Dal momento, però, che ogni costitutore aveva operato in un
ambiente diverso (Friuli, Venezia Giulia, Istria) la distinzione, in fondo, è
risultata sempre per ambienti.
Molti altri vitigni sono in osservazione, ma i dati finora ottenuti
ci autorizzano a sottolineare una vera marcatura del Dna rispetto all’ambiente.

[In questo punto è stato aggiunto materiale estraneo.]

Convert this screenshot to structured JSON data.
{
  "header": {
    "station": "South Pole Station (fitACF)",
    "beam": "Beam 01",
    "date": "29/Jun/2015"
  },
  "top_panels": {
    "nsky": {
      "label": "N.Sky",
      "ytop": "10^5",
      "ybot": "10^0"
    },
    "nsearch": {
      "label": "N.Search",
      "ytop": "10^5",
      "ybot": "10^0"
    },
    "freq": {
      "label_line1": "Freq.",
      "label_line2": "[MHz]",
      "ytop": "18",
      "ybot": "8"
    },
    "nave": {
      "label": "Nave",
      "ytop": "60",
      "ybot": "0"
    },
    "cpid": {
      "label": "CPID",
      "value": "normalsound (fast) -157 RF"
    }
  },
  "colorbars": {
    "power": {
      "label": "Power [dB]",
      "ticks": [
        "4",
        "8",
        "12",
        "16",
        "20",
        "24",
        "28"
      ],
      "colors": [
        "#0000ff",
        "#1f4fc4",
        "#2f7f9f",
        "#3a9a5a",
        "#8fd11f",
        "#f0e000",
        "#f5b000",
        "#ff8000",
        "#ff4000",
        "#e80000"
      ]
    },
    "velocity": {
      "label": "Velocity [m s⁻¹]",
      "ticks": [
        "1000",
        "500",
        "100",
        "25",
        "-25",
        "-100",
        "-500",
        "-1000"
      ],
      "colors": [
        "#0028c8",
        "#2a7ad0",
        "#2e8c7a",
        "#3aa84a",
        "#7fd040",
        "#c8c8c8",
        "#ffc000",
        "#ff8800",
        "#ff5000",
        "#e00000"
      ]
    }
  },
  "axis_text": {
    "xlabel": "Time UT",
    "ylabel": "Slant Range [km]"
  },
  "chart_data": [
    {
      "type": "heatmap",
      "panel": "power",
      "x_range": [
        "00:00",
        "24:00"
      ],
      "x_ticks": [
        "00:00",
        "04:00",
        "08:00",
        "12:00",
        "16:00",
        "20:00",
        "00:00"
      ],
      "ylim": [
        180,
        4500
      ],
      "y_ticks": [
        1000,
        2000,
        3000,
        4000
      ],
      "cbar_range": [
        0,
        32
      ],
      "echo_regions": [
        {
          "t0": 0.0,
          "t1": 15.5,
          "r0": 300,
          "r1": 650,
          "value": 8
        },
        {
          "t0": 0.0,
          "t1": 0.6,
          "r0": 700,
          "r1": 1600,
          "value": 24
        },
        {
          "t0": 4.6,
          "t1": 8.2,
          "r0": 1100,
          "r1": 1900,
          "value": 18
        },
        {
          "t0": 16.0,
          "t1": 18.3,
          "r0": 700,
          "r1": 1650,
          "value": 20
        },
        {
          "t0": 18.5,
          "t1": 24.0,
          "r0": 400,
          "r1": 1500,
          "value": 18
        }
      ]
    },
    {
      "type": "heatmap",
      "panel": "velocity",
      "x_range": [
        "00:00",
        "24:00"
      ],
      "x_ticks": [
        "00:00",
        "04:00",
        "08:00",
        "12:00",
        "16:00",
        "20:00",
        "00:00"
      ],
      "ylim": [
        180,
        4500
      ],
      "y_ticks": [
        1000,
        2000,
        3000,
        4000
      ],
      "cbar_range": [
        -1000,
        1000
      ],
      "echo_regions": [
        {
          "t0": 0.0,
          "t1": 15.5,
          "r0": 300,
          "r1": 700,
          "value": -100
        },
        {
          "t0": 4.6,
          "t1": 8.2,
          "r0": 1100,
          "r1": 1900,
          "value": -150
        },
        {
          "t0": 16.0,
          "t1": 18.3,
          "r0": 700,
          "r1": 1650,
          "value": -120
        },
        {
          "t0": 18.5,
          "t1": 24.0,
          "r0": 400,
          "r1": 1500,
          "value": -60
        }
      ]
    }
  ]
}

Davvero una porta che si apre alla lettura scientifica, ricca di ricadute
pratiche. Gli studi futuri ci potranno dare ulteriori verità e, forse, sorprese
e farci conoscere se e come differenti ambienti possano modificare il Dna. Ora
desidero, con i miei colleghi, sottolineare la variabilità accumulata in centinaia
o migliaia di anni di coltivazione e selezione dello stesso vitigno in diversi
siti, con il concorso dei viticoltori. E, allora, la sensibilità, prima
ricordata, torna in gioco.
Come se effettivamente fra viticoltore e varianti dei vitigni, non
sempre facilmente percepibili ma scritte nel Dna, si sia stabilito un dialogo
che dona un senso e un valore scientifico
al concetto di tipicità: importante da seguire, dalla moltiplicazione dei
vitigni, fino alla loro coltivazione e vinificazione delle uve. Tipicità che
sarebbe dannatamente grave perdere in un sistema assolutamente particolare, unico
e sensibile come quello della vite e del vino. Per comprendere ciò,
consiglierei la lettura di Bevo dunque sono del filosofo inglese Roger Scruton. Meditiamo il seguente passo:
“Io ho imparato da Michelangelo il pathos
dell’amore materno e la divinità della sofferenza; ho imparato
da Mozart la speranza che trasforma la tristezza più cupa
in gioia; ho imparato da Dostoevskij il perdono che purifica
l’anima. Questi doni della comprensione mi sono stati
dati dall’arte; ma quello che ho imparato dal vino è emerso
dal mio intimo, il vino è stato il catalizzatore, anche se non
la causa di ciò che ho appreso”.
Leggetelo e vi accorgerete di quanto il pensiero sia coinvolto
nella considerazione e rapporto col vino.